Following his graduation, Moyer was sent by the Oberlin Shansi Memorial Association (OSMA) to teach English and head the athletics program at the Ming Hsien Christian school in Taigu, Shanxi Province, China. Following his two years of service as an OSMA representative, Moyer returned to the United States where he pursued graduate studies in agriculture. His knowledge of Shanxi Province, concern for the plight of the farmers, and his budding interest in agriculture, led OSMA to name Moyer head of the new agricultural department at Ming Hsien. After studying at Colorado State Agricultural College, 1925-26, and Cornell University, where he received the M.S.A. degree in 1927, Moyer returned to Taigu. There he established an agricultural program aimed at improving the farming methods of rural Shanxi province. This agricultural program would later become the Shanxi Agricultural University.
In 1939, Moyer returned to the United States to complete doctoral studies at Cornell University. He received a Ph.D. in agronomy in 1941. Although he intended to return to China, World War II effectively interrupted and ended Moyer's formal relationship with the Ming Hsien school.
Moyer spent the next several years working in various capacities for the United States government. From 1948-51 Moyer was a member of the Sino-American Joint Commission on Rural Reconstruction. In 1950-51 Moyer also served as director of the U.S. Economic Aid Mission in Taiwan.

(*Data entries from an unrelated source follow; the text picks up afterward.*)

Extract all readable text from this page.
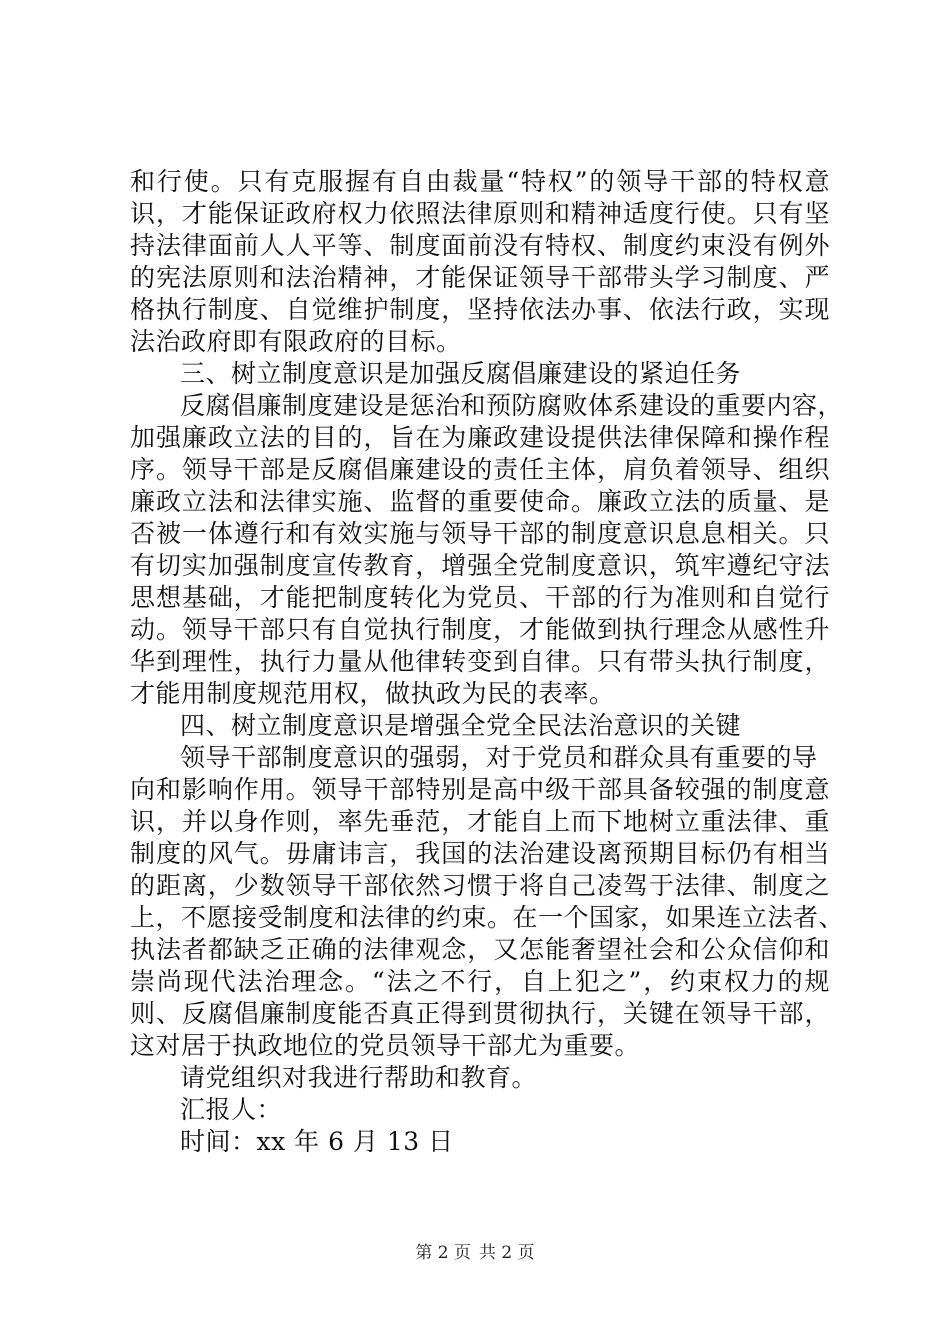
和行使。只有克服握有自由裁量“特权”的领导干部的特权意
识，才能保证政府权力依照法律原则和精神适度行使。只有坚
持法律面前人人平等、制度面前没有特权、制度约束没有例外
的宪法原则和法治精神，才能保证领导干部带头学习制度、严
格执行制度、自觉维护制度，坚持依法办事、依法行政，实现
法治政府即有限政府的目标。
三、树立制度意识是加强反腐倡廉建设的紧迫任务
反腐倡廉制度建设是惩治和预防腐败体系建设的重要内容，
加强廉政立法的目的，旨在为廉政建设提供法律保障和操作程
序。领导干部是反腐倡廉建设的责任主体，肩负着领导、组织
廉政立法和法律实施、监督的重要使命。廉政立法的质量、是
否被一体遵行和有效实施与领导干部的制度意识息息相关。只
有切实加强制度宣传教育，增强全党制度意识，筑牢遵纪守法
思想基础，才能把制度转化为党员、干部的行为准则和自觉行
动。领导干部只有自觉执行制度，才能做到执行理念从感性升
华到理性，执行力量从他律转变到自律。只有带头执行制度，
才能用制度规范用权，做执政为民的表率。
四、树立制度意识是增强全党全民法治意识的关键
领导干部制度意识的强弱，对于党员和群众具有重要的导
向和影响作用。领导干部特别是高中级干部具备较强的制度意
识，并以身作则，率先垂范，才能自上而下地树立重法律、重
制度的风气。毋庸讳言，我国的法治建设离预期目标仍有相当
的距离，少数领导干部依然习惯于将自己凌驾于法律、制度之
上，不愿接受制度和法律的约束。在一个国家，如果连立法者、
执法者都缺乏正确的法律观念，又怎能奢望社会和公众信仰和
崇尚现代法治理念。“法之不行，自上犯之”，约束权力的规
则、反腐倡廉制度能否真正得到贯彻执行，关键在领导干部，
这对居于执政地位的党员领导干部尤为重要。
请党组织对我进行帮助和教育。
汇报人：
时间：xx 年 6 月 13 日
第 2 页 共 2 页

During the 1950s, Moyer continued to develop his commitment to foreign economic reform by working for the Ford Foundation, 1951-53, and the International Cooperation Administration (ICA), 1953-59.In 1959, the ICA appointed him Director of the U.S. Economic Aid Mission in South Korea, a position he held until his retirement in 1961.
Moyer came out of retirement in 1964 to work on agricultural improvements in the Helmand Valley region of Afghanistan. This work was started under the J. G. White Engineering Corporation; in 1966 Moyer transferred to the U.S. Agency for International Development (USAID). Moyer retired for a second time in 1968.
In 1927, Moyer married Dorothy Brown Tschiffely (1904-89), whom he had met while a student at Colorado State Agricultural College. They had three daughters, and Dorothy Moyer and their children often accompanied Moyer to his various posts in Asia and the Middle East. Raymond Tyson Moyer died at age 94 at his home in Stonington Connecticut.